第110話 式神

 さっきまでの騒々しさが嘘のように静まり返っていた。戦いが終わった後の、疲労の中に悲壮や悲嘆が入り交じった独特の空気感。


 何人、死んだのだろう。

 目の前で死んでいく人を何人も見た。討魔官も民間人も、男も女も、沢山死んでいった。


 私が晴明と道満を倒せれば、こんなことにはならなかったのかもしれない。

 最強の妖怪である空亡の使役者として、私はあまりに力不足だった。


 私にはあの戦いで、気づいたことが1つある。


「空亡、お願い、出てきて」


 カメレオンが色を付けるように、空亡が実体化していく。


「なんで? 言わなかったの? 」

「なんの話だ? 」

「私が、足手まといだって」


 私と空亡は相性が良い。それゆえに、互いの力の影響を大きく受ける。

 空亡の力を受け取ることで、私は筋力も霊力も強くなった。

 てっきり空亡も私の力で強化を受けていると思い込んでいた。


 だが、多分違った。

『転』を使って霊力を空亡に変換すれば、確かに彼は強くなる。


 でも、それ以外の場面では違う。

 普段の彼にとって、私の力はむしろデバフだ。


 空亡は何も言わない。それが、私の予想が事実であることを物語っていた。


「最強の妖怪であるあなたが、いくら相手が強いとは言え、そしていくら万全では無いとは言え、所詮は人間である道満と晴明にあんなに苦戦するはずがない」


 私の霊力に関する練度が低いのは承知していた。そのはずなのに、何故これに気が付かなかったのか。

 霊力量と出力が強いだけで、霊術はからっきし。


 そんな私が、意識せずに式神に強化を施すなどできるはずが無かった。

 私が強くなっているのだから、空亡も強くなっている。もしかしたらその思い込みが、晴明と道満を取り逃がすという失態に繋がったのかもしれない。

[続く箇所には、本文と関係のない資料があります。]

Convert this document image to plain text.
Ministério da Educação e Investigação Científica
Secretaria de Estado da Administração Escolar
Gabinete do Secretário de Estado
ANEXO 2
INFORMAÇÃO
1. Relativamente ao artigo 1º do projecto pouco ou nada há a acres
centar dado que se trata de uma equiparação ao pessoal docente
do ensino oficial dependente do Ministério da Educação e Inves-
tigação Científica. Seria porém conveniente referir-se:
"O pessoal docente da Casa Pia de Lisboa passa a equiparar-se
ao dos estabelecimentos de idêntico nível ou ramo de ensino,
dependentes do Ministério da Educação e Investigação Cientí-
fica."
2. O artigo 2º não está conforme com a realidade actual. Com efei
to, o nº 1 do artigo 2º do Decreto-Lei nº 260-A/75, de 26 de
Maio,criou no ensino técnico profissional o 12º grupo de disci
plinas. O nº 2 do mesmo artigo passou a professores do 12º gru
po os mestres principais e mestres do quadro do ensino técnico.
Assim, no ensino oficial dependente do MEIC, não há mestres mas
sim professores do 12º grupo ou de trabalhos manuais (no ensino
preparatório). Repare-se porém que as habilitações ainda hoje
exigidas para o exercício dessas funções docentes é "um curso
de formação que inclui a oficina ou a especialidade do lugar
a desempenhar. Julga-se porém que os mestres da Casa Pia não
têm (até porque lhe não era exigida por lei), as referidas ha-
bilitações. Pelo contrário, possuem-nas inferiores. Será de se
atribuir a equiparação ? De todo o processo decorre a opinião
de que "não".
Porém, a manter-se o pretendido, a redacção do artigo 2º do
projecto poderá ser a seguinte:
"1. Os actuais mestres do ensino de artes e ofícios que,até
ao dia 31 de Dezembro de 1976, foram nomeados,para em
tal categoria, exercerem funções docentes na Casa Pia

「ねぇ、私が強くなってたのもさ、空亡が強化してくれてたから? 」


 もしかしたら、相性によって互いに能力が向上するなど、そんなこと自体がありえないのかもしれない。


「それは、違う」


 空亡は黒く染った空を見上げながら答えた。


「お前は俺に影響を受けて強くなった。それは、俺の術でもなく単にお前が適応したからだ」


 彼は空から目を切って、私の顔を見た。


「お前の影響で俺の力が下がっているのは事実だ。


 今は、という言葉を心の中で反芻はんすうする。

 答えは出なかったが。


「俺たちが最初に契約を結んだ時、実際あの時は俺の力も上がっていた。だから、お前に才能が無いとか、お前に俺の主人が務まらないとかそんなことはない。お前はできるんだから」


 彼の私より少し大きな手が肩に置かれる。力強く握りしめられた。


「俺はお前のことが好きだ」

「なっ!? いきなり何を!? 」

「俺はお前のファンだからな」

「あぁ、そっち……」


 熱くなった顔を慌てて冷まして、冷静な頭を取り戻す。

 やはり彼も、葵と同じように“莉子”より“リコ”が好きなのだろうか。


「足手まといなんて思ったことは無い。俺は莉子の所有物だ、好きに使え。気を遣うな。盾にするなり、武器にするなり、お前の思い通りだ」


 心臓の高鳴りが聞こえる。早く早く、鐘を打っている。

 その言葉に安心すると同時に、彼が“莉子”ではなくその先にいる“リコ”を見ているのが、少しだけ嫌になった。


「心配しなくてもお前はもっと強くなれる。だから焦らなくて良い。お前が強くなるまで、俺が守ってやる」


 肩に置かれていた彼の手を取って、固く握りしめる。

 この手は、今は私のものなのだと思い込んだ。


 それから30秒程の後、私のスマホが鳴る。メッセージが届いていた。

 葵からのものだ。


『リコちゃん、来れる? 』


 おそらく、彼女も別の場所で戦っていたのだろう。

 私は『わかった』と返事を返して、それと同時に空亡も霊体に戻った。


「私って、何なんだろうなぁ」


 一言だけ呟いて、葵がここにいると送ってきた場所に歩を進め出した。